According to the website of Hamas daily Al-Resalah, PA security stopped cars in a solidarity procession in Ramallah, confiscating posters and flags brought by the motorists. Policemen also detained journalist Musib Said, confiscating his press card and camera and demanding he delete his photos.

“Reconciliation is at risk due to the behavior of the PA,” Hamas MP Nayef Rajoub warned in Al-Resalah on Tuesday. The “premeditated attack” by PA security on the families of hunger strikers was “a clear message to the domestic reconciliation” and “a powerful stab in the back of the prisoner movement,” Rajoub charged.

In a statement published on its website Tuesday, Hamas called the assault on its deputies “a serious and unjustified violation that only serves the occupation.”

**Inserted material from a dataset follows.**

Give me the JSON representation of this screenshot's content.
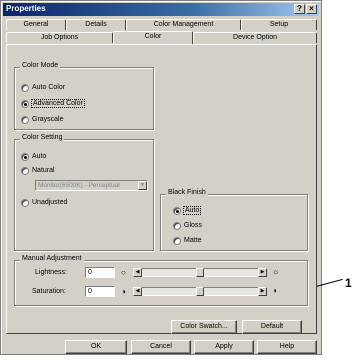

The unpaid salaries of some 50,000 civil servants appointed by Hamas in Gaza over the past seven years remains another major bone of contention between Hamas and Fatah. In a press conference held in Gaza Monday, Hamas official Khalil Al-Hayya called on the unity government to cover Hamas’s salaries just as it did the salaries of PA civil servants living in Gaza — employees who have abstained from work for years at the behest of Ramallah in protest over Hamas’s bloody takeover in 2007.

“How dare the unity government rush to pay the salaries of Ramallah’s employees who stopped working seven years ago… while preventing the payment of salaries to those who really worked on the ground during this period? Can this paradox possibly exist even after the [end] of the divide?” wondered Hayya.